Thu. 8:45 a.m.: Kremlin denounces new U.S. sanctions against Russia
WASHINGTON (AP) — The Kremlin has denounced new U.S. sanctions against Russia over the poisoning of an ex-Russian spy as a breach of international law.
President Vladimir Putin’s spokesman, Dmitry Peskov, said today that “the restrictions are absolutely unlawful and don’t conform to international law.”
The State Department said Wednesday the U.S. made the determination that Russia had used the Novichok nerve agent to poison former Russian intelligence officer Sergei Skripal and his daughter, Yulia, and that sanctions would follow later this month.
Peskov reaffirmed Moscow’s strong denial of involvement in the poisoning, saying that “there can’t be any talk about Russia having any relation to the use of chemical weapons.”
He added that Britain has failed to present any evidence to back the claim and stonewalled Russia’s proposal for a joint probe.
Britain blamed Russia for the March attack soon after in occurred, prompting Western nations, including the United States, to expel scores of Russian diplomats. Russia retaliated with similar expulsions.
British Prime Minister Theresa May welcomed the U.S. Decision. May’s Downing Street office issued a statement today saying the move sends “an unequivocal message to Russia that its provocative, reckless behavior will not go unchallenged.”
Konstantin Kosachev, the chairman of the foreign affairs committee in the upper house of the Russian parliament, said today that the U.S. has behaved like a “police state, threatening and torturing a suspect to get evidence.”
Kosachev argued that the new sanctions amount to “inflicting a punishment in the absence of a crime in the tradition of lynch law.”

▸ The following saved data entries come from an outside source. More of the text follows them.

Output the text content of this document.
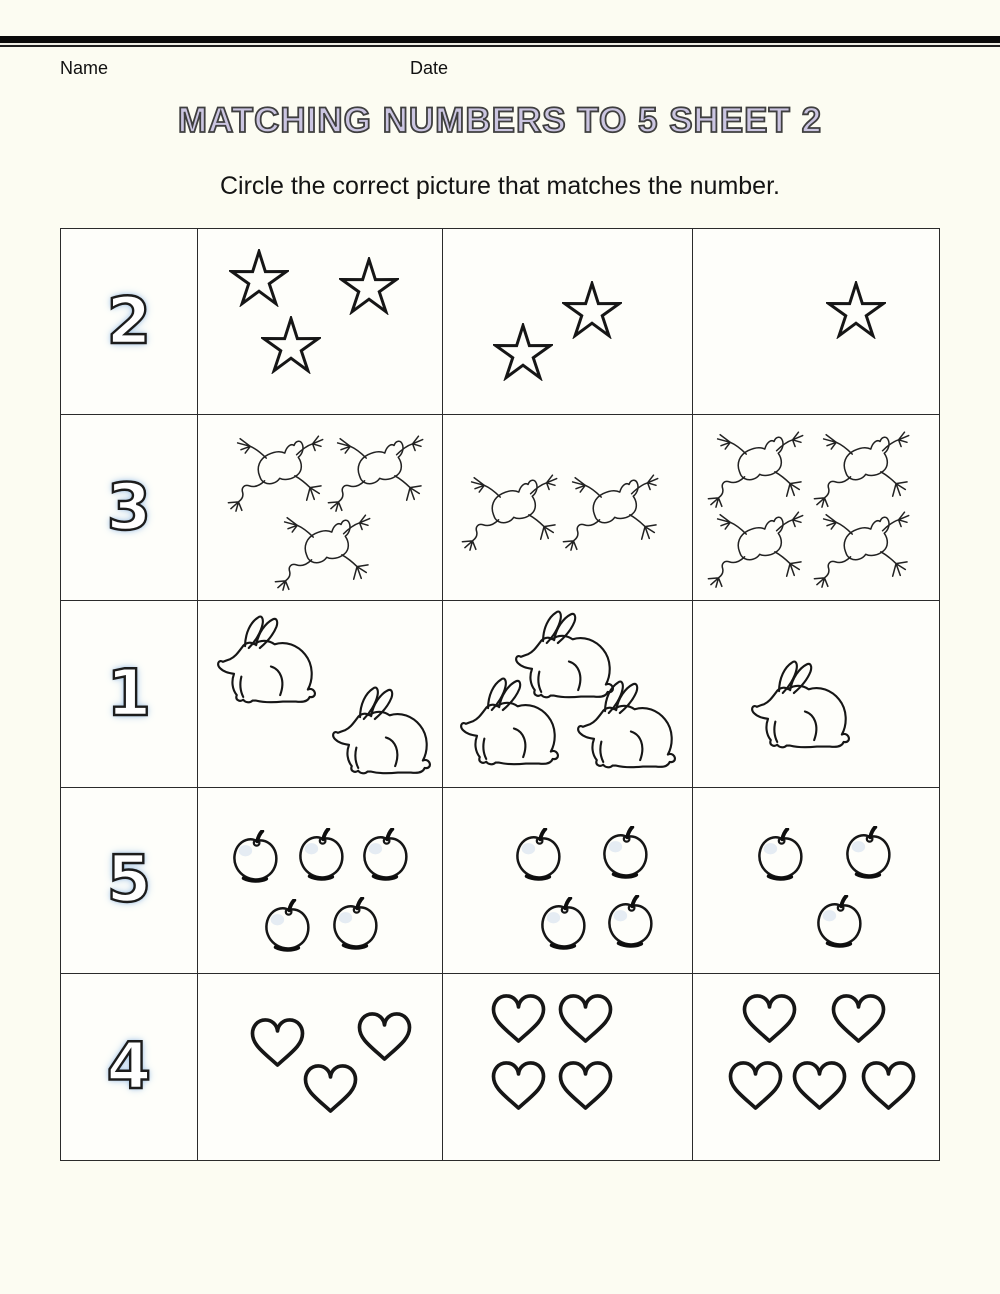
Name	Date
MATCHING NUMBERS TO 5 SHEET 2

Circle the correct picture that matches the number.

2
3
1
5
4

The State Department said Wednesday the U.S. made the determination this week that Russia had used the Novichok nerve agent to poison Skripal and his daughter, and that sanctions would follow. It said Congress is being notified and that the sanctions would take effect on or around Aug. 22, when the finding is to be published in the Federal Register.
Those sanctions will include the presumed denial of export licenses for Russia to purchase many items with national security implications, according to a senior State Department official who briefed reporters on condition of anonymity as he was not authorized to do so by name.
The U.S. made a similar determination in February when it found that North Korea used a chemical weapon to assassinate North Korean leader Kim Jong Un’s half brother at the airport in Kuala Lumpur, Malaysia, in 2017.
Skripal and his daughter were poisoned by the military-grade nerve agent in the English city of Salisbury in March. Both eventually recovered. Months later, two residents of a nearby town with no ties to Russia were also poisoned by the deadly toxin. Police believe the couple accidentally found a bottle containing Novichok. One of them died.